Michael Flatt wrote:How can it be justified for Arbiting to be artificially split between two Directorates each boasting a manager of Arbiters? Surely, an Arbiter is an Arbiter and the only distinction between one and another is their level of experience and qualification held?
That's certainly a reasonable view. There is a difference between international and non-international arbiting but that does not necessarily necessitate two separate managers. That said, I haven't seen any practical issue with the current set up.

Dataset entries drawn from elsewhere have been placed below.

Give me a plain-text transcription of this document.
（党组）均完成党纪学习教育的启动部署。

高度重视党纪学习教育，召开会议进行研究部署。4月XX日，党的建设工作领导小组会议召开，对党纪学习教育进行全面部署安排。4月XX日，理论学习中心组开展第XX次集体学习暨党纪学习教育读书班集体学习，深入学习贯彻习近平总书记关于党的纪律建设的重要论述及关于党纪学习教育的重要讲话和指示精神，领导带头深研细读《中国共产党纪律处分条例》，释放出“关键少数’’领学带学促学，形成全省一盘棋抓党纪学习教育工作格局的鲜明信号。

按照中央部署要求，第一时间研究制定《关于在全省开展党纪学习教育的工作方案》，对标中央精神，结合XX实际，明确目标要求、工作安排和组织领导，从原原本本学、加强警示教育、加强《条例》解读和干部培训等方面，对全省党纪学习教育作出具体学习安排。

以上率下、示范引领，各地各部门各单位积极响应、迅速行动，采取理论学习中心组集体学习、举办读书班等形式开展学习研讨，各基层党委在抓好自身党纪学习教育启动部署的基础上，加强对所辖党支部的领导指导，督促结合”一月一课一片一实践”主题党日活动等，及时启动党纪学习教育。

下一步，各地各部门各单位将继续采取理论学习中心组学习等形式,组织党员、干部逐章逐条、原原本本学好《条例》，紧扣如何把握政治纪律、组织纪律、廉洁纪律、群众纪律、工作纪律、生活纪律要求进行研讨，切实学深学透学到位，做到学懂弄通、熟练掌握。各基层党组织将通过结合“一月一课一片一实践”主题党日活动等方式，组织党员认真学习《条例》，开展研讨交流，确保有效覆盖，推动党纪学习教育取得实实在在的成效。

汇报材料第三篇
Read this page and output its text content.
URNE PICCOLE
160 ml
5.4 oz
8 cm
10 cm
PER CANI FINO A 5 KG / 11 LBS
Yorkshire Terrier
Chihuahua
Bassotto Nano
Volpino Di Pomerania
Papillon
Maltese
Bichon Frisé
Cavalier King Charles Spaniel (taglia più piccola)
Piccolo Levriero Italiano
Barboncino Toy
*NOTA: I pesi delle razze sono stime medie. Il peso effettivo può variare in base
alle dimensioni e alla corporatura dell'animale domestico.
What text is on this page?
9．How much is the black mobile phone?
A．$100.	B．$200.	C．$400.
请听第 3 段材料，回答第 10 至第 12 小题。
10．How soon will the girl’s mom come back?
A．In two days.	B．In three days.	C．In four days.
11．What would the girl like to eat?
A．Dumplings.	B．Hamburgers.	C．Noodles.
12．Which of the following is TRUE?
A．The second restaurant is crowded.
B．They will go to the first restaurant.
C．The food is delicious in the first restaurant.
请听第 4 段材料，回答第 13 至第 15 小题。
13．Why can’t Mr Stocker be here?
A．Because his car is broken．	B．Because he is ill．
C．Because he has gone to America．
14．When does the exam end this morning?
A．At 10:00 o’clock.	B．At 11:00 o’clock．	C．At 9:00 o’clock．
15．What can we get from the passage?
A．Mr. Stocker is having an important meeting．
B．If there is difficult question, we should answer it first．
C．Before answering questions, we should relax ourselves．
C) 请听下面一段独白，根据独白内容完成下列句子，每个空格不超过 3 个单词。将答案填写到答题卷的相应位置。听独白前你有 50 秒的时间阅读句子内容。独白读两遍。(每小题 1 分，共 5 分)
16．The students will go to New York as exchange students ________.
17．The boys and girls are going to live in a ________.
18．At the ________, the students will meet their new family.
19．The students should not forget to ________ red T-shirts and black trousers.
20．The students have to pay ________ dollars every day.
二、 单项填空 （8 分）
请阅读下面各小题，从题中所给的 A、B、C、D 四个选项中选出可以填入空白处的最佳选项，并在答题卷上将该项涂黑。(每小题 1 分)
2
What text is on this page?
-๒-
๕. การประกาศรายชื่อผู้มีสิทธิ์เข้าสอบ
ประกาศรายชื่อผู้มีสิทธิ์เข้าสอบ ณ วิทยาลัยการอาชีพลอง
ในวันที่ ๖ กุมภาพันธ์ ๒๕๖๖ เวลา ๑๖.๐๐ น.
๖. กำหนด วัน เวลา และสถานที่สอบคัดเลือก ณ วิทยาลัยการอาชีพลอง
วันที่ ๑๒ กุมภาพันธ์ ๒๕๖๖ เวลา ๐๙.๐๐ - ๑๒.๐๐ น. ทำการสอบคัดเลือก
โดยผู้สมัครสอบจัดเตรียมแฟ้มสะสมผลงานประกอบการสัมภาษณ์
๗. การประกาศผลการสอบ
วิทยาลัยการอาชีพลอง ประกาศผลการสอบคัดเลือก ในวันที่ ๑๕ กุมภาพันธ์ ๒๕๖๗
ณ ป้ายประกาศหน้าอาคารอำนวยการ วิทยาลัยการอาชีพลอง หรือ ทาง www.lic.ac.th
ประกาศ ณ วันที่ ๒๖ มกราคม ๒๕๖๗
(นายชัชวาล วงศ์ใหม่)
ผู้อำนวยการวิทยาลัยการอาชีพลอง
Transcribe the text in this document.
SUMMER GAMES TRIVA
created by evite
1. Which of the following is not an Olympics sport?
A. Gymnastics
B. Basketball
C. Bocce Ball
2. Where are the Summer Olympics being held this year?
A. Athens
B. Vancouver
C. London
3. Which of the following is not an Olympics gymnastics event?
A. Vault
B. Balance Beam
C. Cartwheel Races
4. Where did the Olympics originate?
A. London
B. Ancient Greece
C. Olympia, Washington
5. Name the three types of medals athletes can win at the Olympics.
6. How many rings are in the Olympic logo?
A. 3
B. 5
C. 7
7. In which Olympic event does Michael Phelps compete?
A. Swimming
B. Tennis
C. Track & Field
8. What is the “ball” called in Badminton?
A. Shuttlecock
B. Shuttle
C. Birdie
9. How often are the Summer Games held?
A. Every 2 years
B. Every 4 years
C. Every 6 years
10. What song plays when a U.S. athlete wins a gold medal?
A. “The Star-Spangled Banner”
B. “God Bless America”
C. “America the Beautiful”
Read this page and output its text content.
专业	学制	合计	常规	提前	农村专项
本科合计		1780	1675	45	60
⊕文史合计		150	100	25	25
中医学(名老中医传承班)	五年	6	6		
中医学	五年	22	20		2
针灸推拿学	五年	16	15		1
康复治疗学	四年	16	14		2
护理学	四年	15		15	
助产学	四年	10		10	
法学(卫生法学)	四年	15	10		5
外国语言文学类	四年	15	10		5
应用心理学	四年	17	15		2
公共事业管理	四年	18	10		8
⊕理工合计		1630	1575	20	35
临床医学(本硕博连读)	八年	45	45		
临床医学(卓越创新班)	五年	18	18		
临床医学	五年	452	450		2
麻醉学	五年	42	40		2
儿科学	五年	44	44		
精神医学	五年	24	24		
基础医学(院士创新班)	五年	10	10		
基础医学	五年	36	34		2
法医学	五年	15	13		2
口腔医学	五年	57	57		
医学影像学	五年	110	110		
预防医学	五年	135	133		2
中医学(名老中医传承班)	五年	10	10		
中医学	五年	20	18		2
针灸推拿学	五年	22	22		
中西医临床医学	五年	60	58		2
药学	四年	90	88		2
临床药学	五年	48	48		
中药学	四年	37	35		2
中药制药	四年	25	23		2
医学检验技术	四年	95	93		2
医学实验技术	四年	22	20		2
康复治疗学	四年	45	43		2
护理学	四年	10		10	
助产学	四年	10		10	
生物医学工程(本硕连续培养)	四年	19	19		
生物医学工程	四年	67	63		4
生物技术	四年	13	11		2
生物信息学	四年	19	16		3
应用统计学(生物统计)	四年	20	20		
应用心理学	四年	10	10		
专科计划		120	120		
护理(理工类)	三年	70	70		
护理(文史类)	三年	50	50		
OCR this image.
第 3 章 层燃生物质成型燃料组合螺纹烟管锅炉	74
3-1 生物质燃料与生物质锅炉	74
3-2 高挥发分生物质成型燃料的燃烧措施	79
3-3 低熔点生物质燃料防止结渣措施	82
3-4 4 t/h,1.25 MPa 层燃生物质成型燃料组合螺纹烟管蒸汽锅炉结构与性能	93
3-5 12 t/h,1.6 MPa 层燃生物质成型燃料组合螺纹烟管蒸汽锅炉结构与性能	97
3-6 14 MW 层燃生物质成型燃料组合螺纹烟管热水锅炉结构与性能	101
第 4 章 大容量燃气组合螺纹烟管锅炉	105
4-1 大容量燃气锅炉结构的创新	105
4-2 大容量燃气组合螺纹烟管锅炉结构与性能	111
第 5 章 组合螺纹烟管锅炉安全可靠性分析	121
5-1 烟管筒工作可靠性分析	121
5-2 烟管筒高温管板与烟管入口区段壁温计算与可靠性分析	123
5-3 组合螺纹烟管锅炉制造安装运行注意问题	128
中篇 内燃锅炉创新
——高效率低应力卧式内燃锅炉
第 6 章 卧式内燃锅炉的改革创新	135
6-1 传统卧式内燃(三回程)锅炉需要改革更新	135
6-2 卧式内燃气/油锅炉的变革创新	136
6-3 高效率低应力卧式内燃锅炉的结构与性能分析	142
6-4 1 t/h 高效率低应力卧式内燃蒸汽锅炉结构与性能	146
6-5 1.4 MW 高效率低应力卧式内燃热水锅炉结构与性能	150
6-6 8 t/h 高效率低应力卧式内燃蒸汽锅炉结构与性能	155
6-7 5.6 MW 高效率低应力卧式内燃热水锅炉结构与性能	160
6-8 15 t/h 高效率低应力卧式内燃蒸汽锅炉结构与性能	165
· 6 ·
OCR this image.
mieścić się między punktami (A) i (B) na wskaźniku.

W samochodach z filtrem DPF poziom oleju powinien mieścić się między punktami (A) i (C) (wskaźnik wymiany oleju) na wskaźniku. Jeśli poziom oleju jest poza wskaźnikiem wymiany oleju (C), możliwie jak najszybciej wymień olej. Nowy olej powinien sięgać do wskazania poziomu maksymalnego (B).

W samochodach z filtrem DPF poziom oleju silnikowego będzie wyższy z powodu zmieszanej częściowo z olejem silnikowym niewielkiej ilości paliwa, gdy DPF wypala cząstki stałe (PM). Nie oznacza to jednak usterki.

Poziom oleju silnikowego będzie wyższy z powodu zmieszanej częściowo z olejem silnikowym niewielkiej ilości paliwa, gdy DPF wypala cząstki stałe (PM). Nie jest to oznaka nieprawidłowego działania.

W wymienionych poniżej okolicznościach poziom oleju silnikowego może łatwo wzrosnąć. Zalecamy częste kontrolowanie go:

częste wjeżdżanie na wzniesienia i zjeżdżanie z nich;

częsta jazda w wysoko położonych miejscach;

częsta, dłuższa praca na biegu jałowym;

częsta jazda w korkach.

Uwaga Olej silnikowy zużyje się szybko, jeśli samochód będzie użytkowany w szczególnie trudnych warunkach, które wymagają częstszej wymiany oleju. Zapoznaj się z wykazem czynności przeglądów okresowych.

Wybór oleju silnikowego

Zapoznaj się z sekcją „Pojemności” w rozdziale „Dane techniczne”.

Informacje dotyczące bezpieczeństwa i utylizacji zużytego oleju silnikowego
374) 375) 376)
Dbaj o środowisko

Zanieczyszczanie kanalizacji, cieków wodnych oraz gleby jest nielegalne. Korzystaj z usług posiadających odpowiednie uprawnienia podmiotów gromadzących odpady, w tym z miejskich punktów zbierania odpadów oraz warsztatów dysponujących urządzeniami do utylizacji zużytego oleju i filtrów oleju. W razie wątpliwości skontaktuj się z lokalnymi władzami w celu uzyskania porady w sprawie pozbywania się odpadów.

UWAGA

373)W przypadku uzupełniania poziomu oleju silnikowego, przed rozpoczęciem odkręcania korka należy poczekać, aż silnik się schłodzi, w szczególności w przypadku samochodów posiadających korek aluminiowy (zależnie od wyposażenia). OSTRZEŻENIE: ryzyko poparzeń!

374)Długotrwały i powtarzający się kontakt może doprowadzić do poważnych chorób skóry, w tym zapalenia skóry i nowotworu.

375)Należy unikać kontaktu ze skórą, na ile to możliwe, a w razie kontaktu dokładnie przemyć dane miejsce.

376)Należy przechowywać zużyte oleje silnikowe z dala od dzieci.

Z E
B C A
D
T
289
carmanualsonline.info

Interestingly, the FA differentiates between grassroots referees, and those officiating in the pyramid in a very similar way to the ECF split between Home and International.
Michael Flatt wrote:Shouldn't the role of the Chess Arbiters' Association be officially recognised in some way since members of its leadership contribute significantly to the running of FIDE Arbiter training courses in England?
There are lots of organisations whose officials perform multiple roles across organisations. I don't think that means that one organisation should get involved in the business of another. Delineation in such scenarios is important.
Michael Flatt wrote:Is there really a need for a separate ECF Arbiter exam now that FIDE seminars are becoming more widely available?
I think there is. I doubt very much if a grassroots arbiter would want to learn about norm tournaments for example. I do think (and have commented to Alex) that success in a FIDChess Arbiters' Association E seminar should negate the need to sit the ECF arbiter exam. Similarly, FIDE pairings are different to Chess Arbiters' Association pairings, which are the official pairing rules in England.

In that regard, I think that England should stop using CAA pairings as the default pairings and instead use FIDE pairings as the rest of the world does. It would allow more tournaments to use software to run their events and eliminates most arguments about pairings. If the ECF and other British federations believe CAA pairings are superior to FIDE pairings, then they should propose such changes to the Swiss Pairing commission at FIDE.